No, you wouldn’t, because a “god-fearing person” who tried to “prove their religion wrong every day” would come to the only conclusion available, assuming intellectual honesty - that there is no proof either way. And a lack of proof either way does not logically conclude at either atheism or agnosticism - both “disbeliefs” are choices made from evaluations via inductive philosophy.

The absence of proof doesn’t command a result of “erego, no God”, even as atheists would love it to be true. It merely demonstrates that we have no proof.[/quote]

We have no proof for a lot of things - fairies, dragons, unicorns, sasquatch - and the default reasonable position for everything else is to not believe without evidence.

[quote]pookie wrote:
Again, answers that might not be found for hundreds or thousands of years, but making them up or claiming “Goddidit!” gets us nowhere.[/quote]

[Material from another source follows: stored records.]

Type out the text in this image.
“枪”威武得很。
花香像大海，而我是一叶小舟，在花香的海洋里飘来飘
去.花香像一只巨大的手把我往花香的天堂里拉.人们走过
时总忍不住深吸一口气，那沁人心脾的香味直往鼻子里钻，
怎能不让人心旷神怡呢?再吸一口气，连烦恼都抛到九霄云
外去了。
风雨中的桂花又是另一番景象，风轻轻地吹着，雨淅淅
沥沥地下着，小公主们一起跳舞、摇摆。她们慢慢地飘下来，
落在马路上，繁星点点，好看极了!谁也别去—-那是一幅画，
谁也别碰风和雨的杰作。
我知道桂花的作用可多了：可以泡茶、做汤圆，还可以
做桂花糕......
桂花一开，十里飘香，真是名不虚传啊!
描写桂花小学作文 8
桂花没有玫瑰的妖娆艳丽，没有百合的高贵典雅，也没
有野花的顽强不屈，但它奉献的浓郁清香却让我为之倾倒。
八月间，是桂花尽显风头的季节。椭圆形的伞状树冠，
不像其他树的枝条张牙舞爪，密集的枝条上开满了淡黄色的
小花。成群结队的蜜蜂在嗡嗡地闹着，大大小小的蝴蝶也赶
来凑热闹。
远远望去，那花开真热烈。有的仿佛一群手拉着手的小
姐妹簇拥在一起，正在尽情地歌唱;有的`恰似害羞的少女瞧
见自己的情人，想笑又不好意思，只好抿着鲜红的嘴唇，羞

Lies. Last time the majority held this view, we were graced with the Dark Ages. Ah wondrous times they were.

Right guys?

[quote]pushharder wrote:
I have some ideas but I’m worried to fuckin death to discuss them because I’m scared half out of my mind you’ll dismiss me as one who lacks scientific standing.[/quote]

If you would put half the fucking effort towards an actual discussion as you do bullshitting, dodging and attempting lame gags that are no doubt highly amusing to you, this thread would be so much more interesting.

What are you afraid of?

[quote]katzenjammer wrote:
Sorry for stepping in here - but who’s ever denied there’s an intimate connection between soul and flesh? [/quote]

Hot tip: reading a thread makes participation easier.

[quote]pookie wrote:
Sentience is a function of the material brain.
[/quote]

^^ this is your dogma. You BELIEVE it - and you’ll hold onto that belief for dear life. And yet you have no proof for it. And you have no proof, nor reason to believe, that you will ever have proof for it. It is your Orthodoxy. Should anyone questions it, you’ll unleash the “Holy Office of the Secular Inquisition” on the unbeliever.

In-fucking-deed sir.

[quote]pookie wrote:
katzenjammer wrote:
Sorry for stepping in here - but who’s ever denied there’s an intimate connection between soul and flesh?

Hot tip: reading a thread makes participation easier.[/quote]

Right, so you must know who’s made that claim.